The Office of Government Ethics (OGE) has changed an internal policy which previously kept staff members from accepting anonymous donations from lobbyists for their legal defense funds.
White House staff members, such as the ones currently embroiled in Robert Mueller’s Russia-Trump campaign investigation, may now receive donations from these lobbyists, a reversal of a previously understood guideline dating back to President Clinton’s time in office.
“It’s very depressing,” said Walter Shaub, who ran the OGE until resigning last July, partly over his frustration with the Trump administration disregard for ethical concerns. “It’s unseemly for the ethics office to be doing something sneaky like that.”
Shaub wrote on Twitter the change in guidelines “disgusts” him.
This story disgusts me. I was hoping it was a technical website glitch. But the acting Director doesn't feel you deserve any answer, America https://t.co/qVpJXx1ziW
— Walter Shaub (@waltshaub) September 14, 2017
Current Trump officials with legal defense funds tied to Mueller’s investigation include Trump, Vice President Mike Pence, senior adviser Jared Kushner, White House Counsel Don McGahn, and White House Communications Director Hope Hicks. Assuming they’re employing top dollar lawyers, legal fees could add up to as much as $1,500 an hour.

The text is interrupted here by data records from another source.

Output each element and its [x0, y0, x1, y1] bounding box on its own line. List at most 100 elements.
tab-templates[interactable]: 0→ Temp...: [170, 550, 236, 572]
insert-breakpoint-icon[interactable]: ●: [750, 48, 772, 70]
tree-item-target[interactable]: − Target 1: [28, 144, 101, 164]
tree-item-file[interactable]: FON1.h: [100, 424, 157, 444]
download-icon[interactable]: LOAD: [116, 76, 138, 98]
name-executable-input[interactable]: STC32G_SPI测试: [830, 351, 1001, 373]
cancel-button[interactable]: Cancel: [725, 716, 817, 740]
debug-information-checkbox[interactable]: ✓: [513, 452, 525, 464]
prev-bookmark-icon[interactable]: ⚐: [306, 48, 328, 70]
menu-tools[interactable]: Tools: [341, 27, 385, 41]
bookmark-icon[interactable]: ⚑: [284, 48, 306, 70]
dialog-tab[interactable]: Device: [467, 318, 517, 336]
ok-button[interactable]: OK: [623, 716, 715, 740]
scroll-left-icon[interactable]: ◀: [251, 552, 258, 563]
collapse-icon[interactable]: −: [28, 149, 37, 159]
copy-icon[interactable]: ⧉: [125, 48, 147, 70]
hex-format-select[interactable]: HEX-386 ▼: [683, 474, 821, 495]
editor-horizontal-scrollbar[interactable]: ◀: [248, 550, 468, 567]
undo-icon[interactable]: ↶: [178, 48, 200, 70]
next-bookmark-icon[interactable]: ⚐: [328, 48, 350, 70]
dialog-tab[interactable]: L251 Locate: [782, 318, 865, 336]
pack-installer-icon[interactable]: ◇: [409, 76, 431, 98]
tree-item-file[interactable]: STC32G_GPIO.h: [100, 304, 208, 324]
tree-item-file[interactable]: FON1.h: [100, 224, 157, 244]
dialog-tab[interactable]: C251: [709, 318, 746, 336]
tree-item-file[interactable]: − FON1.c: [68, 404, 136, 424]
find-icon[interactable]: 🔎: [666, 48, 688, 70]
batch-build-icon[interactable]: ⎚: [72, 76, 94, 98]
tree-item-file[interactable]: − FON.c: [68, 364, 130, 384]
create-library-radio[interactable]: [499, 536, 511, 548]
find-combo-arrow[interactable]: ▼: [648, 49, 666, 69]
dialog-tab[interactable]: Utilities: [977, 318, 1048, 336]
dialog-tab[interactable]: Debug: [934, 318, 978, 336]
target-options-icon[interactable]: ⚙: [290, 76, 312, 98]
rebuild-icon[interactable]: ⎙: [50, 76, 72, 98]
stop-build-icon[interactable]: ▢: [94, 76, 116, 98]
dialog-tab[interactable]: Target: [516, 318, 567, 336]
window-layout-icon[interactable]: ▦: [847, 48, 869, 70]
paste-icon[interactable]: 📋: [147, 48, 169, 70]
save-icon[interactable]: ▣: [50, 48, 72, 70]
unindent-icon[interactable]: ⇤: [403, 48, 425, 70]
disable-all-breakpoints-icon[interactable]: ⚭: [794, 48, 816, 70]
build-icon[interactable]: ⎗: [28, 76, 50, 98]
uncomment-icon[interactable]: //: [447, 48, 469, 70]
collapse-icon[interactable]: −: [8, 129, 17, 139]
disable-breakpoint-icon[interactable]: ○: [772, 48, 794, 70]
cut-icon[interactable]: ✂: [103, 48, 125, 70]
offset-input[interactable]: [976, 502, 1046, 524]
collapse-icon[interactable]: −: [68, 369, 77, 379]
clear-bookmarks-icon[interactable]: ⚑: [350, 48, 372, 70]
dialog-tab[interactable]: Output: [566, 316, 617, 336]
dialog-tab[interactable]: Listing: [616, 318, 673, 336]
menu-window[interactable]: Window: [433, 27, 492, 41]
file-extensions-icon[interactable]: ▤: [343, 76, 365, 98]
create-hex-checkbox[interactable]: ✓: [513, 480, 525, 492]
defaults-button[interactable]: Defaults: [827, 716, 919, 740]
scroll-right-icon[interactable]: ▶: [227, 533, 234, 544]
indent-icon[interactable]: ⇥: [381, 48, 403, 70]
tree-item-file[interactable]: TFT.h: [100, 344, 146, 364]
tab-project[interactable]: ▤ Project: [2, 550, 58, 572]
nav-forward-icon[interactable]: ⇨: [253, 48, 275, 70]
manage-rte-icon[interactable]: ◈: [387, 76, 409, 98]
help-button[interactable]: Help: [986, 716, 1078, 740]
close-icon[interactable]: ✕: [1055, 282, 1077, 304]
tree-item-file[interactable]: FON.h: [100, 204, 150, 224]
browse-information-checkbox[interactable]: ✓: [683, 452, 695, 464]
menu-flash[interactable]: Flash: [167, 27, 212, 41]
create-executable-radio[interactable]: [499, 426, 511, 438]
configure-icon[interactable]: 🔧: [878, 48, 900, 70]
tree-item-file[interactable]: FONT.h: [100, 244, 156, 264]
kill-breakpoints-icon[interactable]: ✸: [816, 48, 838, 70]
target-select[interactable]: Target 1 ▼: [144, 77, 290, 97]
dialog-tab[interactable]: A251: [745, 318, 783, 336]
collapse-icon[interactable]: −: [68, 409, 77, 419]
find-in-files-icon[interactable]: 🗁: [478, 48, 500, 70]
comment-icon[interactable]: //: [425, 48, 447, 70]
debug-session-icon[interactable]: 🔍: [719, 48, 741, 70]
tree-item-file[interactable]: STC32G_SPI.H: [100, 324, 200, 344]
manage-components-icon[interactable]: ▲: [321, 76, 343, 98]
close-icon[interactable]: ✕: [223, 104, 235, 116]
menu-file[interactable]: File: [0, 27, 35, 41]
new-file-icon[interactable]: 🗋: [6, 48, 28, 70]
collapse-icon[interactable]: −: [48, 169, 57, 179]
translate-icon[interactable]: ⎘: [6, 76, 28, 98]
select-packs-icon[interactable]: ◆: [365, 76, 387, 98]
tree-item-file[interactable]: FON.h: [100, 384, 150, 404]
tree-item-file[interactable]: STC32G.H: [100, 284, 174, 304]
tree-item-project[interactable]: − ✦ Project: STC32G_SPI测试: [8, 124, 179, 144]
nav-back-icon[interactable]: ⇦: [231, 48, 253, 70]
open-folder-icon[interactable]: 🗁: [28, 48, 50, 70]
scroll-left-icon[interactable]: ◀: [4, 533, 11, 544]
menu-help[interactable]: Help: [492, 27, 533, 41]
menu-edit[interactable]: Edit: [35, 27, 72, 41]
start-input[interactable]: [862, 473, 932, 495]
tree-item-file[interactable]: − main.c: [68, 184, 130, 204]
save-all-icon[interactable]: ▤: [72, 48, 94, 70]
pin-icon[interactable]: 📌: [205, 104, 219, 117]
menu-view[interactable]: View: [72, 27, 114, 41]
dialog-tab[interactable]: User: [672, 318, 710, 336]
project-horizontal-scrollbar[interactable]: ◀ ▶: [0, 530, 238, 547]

“You can picture a whole army of people with business before the government willing to step in here and make [the debt] go away,” said Marilyn Glynn, who ran the OGE during the Bush administration and worked in the office for 17 years.
The White House said that it was not changing OGE policy, but rather enforcing the correct language of preexisting policy.
“This is another example of Walter Shaub — who has no direct knowledge of anything the White House is doing or assisting with — trying to make himself feel relevant,” said Lindsay Walters, spokeswoman for the White House.